Fannie H. Wright Fannie H. Wright, a member of the Queen Anne’s Retired Educators Association, keeps very busy volunteering in various community groups.
As an active member of the John Wesley United Methodist Church in Carmichael, Fannie leads worship, creates Sunday bulletins and prepares sacraments for Holy Communion. She also sings in the choir and keeps the church hall appropriately decorated throughout the year.
Fannie reads to children at local elementary and middle schools.
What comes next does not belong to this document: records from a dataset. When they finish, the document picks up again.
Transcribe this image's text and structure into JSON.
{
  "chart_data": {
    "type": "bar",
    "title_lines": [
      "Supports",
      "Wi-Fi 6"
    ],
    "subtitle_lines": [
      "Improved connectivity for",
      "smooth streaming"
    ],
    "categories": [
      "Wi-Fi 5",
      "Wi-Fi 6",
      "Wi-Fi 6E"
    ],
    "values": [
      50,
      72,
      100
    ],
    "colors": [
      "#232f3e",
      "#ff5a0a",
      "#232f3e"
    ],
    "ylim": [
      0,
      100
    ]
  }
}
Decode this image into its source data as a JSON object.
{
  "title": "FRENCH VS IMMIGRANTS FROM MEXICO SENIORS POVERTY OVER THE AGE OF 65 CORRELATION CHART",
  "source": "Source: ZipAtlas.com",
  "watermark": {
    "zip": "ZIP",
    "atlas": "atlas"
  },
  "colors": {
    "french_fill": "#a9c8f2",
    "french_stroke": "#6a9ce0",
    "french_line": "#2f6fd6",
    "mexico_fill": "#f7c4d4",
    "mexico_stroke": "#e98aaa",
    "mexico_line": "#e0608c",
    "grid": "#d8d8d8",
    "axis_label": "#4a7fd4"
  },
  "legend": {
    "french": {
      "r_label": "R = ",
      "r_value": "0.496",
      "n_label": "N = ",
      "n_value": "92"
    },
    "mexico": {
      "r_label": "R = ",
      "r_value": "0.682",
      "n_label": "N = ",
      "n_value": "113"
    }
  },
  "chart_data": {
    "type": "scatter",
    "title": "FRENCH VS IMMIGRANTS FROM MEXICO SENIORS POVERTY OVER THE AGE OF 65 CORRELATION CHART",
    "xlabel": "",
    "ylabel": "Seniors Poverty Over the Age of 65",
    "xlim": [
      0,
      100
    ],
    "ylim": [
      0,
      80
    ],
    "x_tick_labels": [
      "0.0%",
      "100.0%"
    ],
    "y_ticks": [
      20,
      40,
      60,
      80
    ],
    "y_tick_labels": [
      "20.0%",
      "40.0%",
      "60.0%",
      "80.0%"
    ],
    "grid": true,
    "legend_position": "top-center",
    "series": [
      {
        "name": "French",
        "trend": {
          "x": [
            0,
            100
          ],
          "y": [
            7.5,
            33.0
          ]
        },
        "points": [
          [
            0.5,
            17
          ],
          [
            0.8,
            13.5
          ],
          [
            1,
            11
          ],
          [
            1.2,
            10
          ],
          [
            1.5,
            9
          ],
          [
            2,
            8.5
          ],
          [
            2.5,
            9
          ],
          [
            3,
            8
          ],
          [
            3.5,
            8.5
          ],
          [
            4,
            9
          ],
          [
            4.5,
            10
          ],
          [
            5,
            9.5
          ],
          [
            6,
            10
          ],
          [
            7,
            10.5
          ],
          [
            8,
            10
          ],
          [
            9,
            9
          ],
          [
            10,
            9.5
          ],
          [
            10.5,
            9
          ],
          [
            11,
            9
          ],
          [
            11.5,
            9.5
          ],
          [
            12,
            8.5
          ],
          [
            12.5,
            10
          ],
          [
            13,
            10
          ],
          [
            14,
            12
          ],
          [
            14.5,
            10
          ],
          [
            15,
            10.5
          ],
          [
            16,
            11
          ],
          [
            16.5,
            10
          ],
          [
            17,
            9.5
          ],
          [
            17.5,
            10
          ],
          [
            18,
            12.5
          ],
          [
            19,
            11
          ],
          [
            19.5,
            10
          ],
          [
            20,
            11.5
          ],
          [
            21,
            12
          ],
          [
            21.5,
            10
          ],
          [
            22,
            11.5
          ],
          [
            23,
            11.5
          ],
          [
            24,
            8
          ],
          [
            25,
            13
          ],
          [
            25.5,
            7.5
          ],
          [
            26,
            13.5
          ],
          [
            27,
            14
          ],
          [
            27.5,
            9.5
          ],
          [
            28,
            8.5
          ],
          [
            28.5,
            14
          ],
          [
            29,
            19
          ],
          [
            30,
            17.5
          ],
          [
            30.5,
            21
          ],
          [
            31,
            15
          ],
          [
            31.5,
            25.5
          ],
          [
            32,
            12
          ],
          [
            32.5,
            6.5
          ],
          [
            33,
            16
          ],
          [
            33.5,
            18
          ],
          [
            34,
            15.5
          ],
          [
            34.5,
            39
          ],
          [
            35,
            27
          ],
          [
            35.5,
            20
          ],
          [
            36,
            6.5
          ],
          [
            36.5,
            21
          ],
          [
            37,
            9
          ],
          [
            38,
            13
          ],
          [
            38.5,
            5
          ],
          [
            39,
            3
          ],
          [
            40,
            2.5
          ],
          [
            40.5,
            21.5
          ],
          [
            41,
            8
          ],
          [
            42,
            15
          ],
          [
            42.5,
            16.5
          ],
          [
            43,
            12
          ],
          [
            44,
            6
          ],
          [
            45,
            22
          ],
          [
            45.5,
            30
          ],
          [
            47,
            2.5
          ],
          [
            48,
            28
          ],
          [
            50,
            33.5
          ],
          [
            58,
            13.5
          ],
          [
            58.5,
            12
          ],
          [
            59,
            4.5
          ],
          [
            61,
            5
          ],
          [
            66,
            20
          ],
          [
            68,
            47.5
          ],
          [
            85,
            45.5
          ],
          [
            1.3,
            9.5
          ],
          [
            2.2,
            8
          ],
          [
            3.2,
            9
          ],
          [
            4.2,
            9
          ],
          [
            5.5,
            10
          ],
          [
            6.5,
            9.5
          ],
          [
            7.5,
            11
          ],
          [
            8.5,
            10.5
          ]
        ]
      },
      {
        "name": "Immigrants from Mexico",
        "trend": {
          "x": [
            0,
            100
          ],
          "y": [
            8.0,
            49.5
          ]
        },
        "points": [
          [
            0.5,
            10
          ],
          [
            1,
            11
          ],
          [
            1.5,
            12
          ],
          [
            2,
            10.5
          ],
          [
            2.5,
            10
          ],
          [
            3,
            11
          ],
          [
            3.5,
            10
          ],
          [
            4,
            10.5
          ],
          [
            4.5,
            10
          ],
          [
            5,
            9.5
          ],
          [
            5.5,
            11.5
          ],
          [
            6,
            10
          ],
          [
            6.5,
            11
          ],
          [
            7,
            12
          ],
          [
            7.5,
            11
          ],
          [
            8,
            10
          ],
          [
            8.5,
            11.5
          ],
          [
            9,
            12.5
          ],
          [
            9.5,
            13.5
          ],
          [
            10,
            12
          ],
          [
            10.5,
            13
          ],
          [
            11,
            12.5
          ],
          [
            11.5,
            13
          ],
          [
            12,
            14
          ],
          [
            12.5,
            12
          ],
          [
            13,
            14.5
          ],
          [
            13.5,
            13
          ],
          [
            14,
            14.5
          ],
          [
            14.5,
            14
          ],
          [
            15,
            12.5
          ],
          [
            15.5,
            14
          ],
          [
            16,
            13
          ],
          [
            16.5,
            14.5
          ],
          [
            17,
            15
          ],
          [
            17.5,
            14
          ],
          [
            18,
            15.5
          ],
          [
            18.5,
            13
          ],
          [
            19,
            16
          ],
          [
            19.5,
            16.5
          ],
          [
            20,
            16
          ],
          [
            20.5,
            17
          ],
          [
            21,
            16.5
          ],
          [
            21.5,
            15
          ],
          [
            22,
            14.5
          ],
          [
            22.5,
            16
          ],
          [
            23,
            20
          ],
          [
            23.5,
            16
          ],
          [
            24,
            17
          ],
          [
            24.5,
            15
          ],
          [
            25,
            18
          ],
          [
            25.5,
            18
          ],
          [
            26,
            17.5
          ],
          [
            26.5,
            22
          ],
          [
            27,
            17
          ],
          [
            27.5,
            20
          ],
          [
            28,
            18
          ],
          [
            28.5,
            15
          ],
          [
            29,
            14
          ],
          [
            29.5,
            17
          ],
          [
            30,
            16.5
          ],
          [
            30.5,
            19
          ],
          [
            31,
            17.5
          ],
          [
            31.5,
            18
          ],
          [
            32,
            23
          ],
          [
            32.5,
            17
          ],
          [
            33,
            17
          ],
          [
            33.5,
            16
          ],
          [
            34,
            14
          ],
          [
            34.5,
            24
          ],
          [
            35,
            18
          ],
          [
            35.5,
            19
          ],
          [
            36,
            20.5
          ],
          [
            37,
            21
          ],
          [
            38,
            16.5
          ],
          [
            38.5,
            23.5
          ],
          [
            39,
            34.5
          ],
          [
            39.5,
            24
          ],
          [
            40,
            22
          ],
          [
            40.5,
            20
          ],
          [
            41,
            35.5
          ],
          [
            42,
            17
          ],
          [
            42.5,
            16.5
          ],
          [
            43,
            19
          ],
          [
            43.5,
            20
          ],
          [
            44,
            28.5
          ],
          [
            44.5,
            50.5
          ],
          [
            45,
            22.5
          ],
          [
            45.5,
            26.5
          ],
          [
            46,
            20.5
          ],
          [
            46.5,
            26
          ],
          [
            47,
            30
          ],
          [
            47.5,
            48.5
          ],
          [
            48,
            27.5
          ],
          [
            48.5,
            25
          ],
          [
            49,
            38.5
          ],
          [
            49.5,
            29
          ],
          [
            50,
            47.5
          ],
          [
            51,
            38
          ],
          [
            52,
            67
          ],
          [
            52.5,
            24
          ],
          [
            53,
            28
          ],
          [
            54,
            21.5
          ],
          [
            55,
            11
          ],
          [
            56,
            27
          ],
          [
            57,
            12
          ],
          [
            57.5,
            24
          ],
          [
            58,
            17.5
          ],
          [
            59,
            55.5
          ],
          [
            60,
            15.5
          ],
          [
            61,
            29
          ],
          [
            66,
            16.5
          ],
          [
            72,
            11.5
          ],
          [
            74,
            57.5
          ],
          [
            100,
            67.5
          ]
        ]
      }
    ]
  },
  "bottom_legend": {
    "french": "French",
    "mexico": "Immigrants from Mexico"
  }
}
She also serves weekly as a Character Counts coach at local schools.
Visiting nursing home patients each week as well as driving the elderly to their doctor appointments are part of her busy life.
On Christmas morning, Fannie volunteers to help the homeless and needy by sorting canned and boxed food, sorting clothes and wrapping gifts.
She has served as chaplain at the Chester River Hospital Center and as a member of the Queen Anne’s County Hospice Board of Directors.
Fannie H. Wright is totally involved in the community through her church activities, her involvement in schools and the help she provides for the elderly and those in need.
Editor’s Note: Fannie Wright refused our request to take a photograph to accompany this article.